R ist objektorientiert. Alle R-Objekte haben Attributes, auf die wir zugreifen können. Bei Dataframes und Tibbles haben wir häufig den $
Operator benutzt. Der funktioniert nicht nur beim Zugriff auf Spalten von Datentabellen, sondern universell. Auch die Ergebnisse von Funktionen, also Analysen, sind Objekte (Ergebnisobjekte). Wir können Sie speichern und weiter benutzen. res_obj <- lm(mpg ~ hp, data=mtcars)
Eine Auflistung der Attribute erhalten wir über die Befehle attributes()
oder detaillierter über str()
. Beide Befehle akzeptieren beliebige Objekte als Parameter. Im Beispiel also attributes(res_obj)
oder str(res_obj)
. Komfortablen Zugriff haben wir auch über den Aufklapp-Pfeil des Ergebnisobjekts im RStudio-Environment. Die Summaries benutzen ein Ergebnisobjekt als Quelle und bereiten den Inhalt für eine Ausgabe auf. Auch die Summaries können wir speichern und auf deren aufbereitete Attribute zugreifen, da auch Summaries Objekte mit Attribunten sind.

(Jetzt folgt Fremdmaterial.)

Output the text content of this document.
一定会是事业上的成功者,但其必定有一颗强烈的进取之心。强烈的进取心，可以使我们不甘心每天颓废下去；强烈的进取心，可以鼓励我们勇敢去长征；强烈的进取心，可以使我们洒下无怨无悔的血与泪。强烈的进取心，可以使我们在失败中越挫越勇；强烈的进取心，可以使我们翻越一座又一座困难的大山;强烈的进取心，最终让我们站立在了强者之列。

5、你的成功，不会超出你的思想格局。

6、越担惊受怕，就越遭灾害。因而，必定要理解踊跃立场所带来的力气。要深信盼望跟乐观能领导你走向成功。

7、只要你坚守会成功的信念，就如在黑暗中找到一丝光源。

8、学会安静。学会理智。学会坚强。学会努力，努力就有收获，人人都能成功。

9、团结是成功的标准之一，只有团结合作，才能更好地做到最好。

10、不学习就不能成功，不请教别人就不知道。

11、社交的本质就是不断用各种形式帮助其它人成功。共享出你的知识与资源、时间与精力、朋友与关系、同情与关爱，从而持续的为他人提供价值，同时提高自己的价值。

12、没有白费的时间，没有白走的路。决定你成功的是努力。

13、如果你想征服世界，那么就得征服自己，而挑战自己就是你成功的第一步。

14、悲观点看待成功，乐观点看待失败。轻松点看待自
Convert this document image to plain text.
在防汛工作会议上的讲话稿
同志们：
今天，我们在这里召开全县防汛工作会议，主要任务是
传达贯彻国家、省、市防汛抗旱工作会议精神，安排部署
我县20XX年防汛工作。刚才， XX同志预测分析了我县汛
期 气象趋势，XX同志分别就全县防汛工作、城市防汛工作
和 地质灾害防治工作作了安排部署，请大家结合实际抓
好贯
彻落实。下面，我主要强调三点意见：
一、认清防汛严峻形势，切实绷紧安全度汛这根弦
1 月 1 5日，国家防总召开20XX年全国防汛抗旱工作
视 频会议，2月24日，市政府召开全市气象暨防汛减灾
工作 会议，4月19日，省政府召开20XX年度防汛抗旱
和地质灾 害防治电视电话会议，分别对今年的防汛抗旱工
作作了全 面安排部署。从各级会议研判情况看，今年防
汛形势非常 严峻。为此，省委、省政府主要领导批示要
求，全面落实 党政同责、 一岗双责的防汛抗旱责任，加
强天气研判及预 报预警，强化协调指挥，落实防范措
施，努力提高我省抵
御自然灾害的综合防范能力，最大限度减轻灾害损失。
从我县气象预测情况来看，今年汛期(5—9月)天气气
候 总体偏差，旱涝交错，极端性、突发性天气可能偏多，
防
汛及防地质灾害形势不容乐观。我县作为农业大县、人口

Wir können die Attribute direkt weiter benutzen, beispielsweise die Koeffizienten res_obj$coefficients
. Es gibt zahlreiche Zugriffsmöglichkeiten.
Beispiel
res_obj <- lm(mpg ~ hp, data=mtcars)
# get the coefficients of the adapted model
res_obj$coefficients
# slicing works
res_obj$coefficients[1]
summary(res_obj)
# summaries are objects too
s_res_obj <- summary(res_obj)
# and we can access their attributes
s_res_obj$adj.r.squared
Clusteranalysen fassen Beobachtungen zu Gruppen zusammen, wobei meist mehrere Variablen miteinander kombiniert werden, um die Beobachtungen Gruppen zuzuordnen. Basis für die Zusammenfassung sind, je nach Verfahren, verschieden Ähnlichkeits- und Distanzmaße sowohl der einzelnen Beobachtungen, als auch der Gruppen, die auf Basis der benutzten Erklärvariablen gebildet werden. Es handelt sich also in der Regel um explorative Verfahren.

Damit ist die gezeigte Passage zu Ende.